The Association between Neonatal Renal Diseases and Mortality: A Retrospective Cross-sectional Study

אייל רחמני 1 Gil Klinger 1,2 Miriam Davidovitz 1,3 Daniel Landau 1,3,4
1Sackler Faculty of Medicine, Tel Aviv University
2Neonatal Intensive Care Unit, Schneider Children's Medical Center
3Nephrology, Schneider Children's Medical Center
4Internal Pediatrics B, Schneider Children's Medical Center

OBJECTIVES: To characterize 3 different types of neonatal renal morbidities amongst Neonatal Intensive Care Unit (NICU) patients: AKI (Acute kidney injury, KDIGO criteria); Bilateral Congenital Anomalies of the Kidneys and Urinary Tracts (CAKUT, using sonographic findings of bilateral structural anomalies); Transient elevation of serum creatinine (TESCr, at least one Jaffe-based SCr≥1.1mg/dL after age 1 day which normalized within 3 months). And identify independent risk factors for mortality amongst NICU neonates with renal disease.

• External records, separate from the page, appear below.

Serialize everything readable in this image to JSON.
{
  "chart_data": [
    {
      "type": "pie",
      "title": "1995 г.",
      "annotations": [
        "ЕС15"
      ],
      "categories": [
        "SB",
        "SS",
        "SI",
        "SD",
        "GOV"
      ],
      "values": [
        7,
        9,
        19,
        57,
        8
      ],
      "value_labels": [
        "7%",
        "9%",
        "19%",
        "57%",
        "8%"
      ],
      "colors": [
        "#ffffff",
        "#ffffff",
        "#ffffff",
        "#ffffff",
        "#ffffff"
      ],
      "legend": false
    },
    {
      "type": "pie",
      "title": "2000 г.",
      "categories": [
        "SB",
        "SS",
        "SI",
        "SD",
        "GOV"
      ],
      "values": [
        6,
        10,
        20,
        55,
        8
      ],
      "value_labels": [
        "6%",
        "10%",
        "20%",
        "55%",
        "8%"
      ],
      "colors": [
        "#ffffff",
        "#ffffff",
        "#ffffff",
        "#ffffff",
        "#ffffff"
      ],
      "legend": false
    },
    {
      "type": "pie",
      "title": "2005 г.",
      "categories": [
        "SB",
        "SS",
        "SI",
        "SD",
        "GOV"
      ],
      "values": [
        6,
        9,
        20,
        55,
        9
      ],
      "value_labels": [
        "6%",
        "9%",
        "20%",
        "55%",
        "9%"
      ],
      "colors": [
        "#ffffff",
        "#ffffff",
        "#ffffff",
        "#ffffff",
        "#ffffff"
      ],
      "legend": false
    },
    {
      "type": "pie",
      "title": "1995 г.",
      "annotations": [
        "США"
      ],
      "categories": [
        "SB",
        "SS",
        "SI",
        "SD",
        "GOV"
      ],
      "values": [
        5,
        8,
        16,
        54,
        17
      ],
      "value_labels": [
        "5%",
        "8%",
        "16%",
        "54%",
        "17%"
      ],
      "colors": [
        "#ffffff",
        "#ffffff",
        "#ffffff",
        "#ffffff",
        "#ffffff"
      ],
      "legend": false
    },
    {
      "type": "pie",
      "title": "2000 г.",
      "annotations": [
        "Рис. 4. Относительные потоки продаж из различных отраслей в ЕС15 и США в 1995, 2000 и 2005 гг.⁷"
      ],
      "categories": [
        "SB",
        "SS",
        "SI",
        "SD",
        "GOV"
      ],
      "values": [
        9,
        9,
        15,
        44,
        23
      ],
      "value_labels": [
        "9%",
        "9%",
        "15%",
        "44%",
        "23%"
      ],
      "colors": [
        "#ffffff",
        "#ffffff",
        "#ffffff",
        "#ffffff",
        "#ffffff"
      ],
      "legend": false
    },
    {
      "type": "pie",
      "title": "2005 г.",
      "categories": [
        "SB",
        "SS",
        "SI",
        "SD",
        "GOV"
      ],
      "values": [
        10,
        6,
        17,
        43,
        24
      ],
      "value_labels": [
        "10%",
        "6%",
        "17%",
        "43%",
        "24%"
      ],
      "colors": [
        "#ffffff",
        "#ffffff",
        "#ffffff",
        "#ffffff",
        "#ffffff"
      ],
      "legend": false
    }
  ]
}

METHODS: Retrospective cross-sectional study of all neonates (age<30d) born or treated during 2005 at Schneider Children`s Medical Center who had > 2 serum creatinine (SCr) tests after the age of 48 hours. Demographic, gestational features, renal parameters, comorbidities, mortality and survival (up to 31.12.2016) were compared. Univariate and multivariate analyses compared the 3 renal morbidity groups with an NICU control group.
RESULTS: The 673 study neonates had an average gestational age of 35.1±4.1 weeks, birth weight of 2378±888g and male prevalence of 57.1%. The groups included: AKI: 183 (27.2%) AKI, bilateral CAKUT: 12, TESCr: 65 (9.7%) and 414 (61.5%) controls. The AKI group differed from the rest, including: lower birth weight and gestational age. During follow-up 41 (6.1%) neonates died, of which 30 died during the neonatal hospitalization.
A mortality rate of 13.8% vs 3.1% was seen in AKI vs control neonates by univariate analysis (p<0.001). Multivariate analysis did not identify AKI as a significant independent risk factor for mortality. However, a SCr≥1.1mg/dL was independently associated with mortality (OR=4.69, 95% CI=2.33-9.43; p<0.001), as well as congenital heart diseases (OR=3.77, 95% CI=1.84-7.73; p<0.001). The ROC AUC for these 2 parameters was 0.795.
CONCLUSIONS: Neonates characterized by their renal morbidity subtypes differ significantly from controls. A Jaffe-based SCr≥1.1 mg/dL, but not AKI, was found as an independent risk factor for mortality among NICU neonates.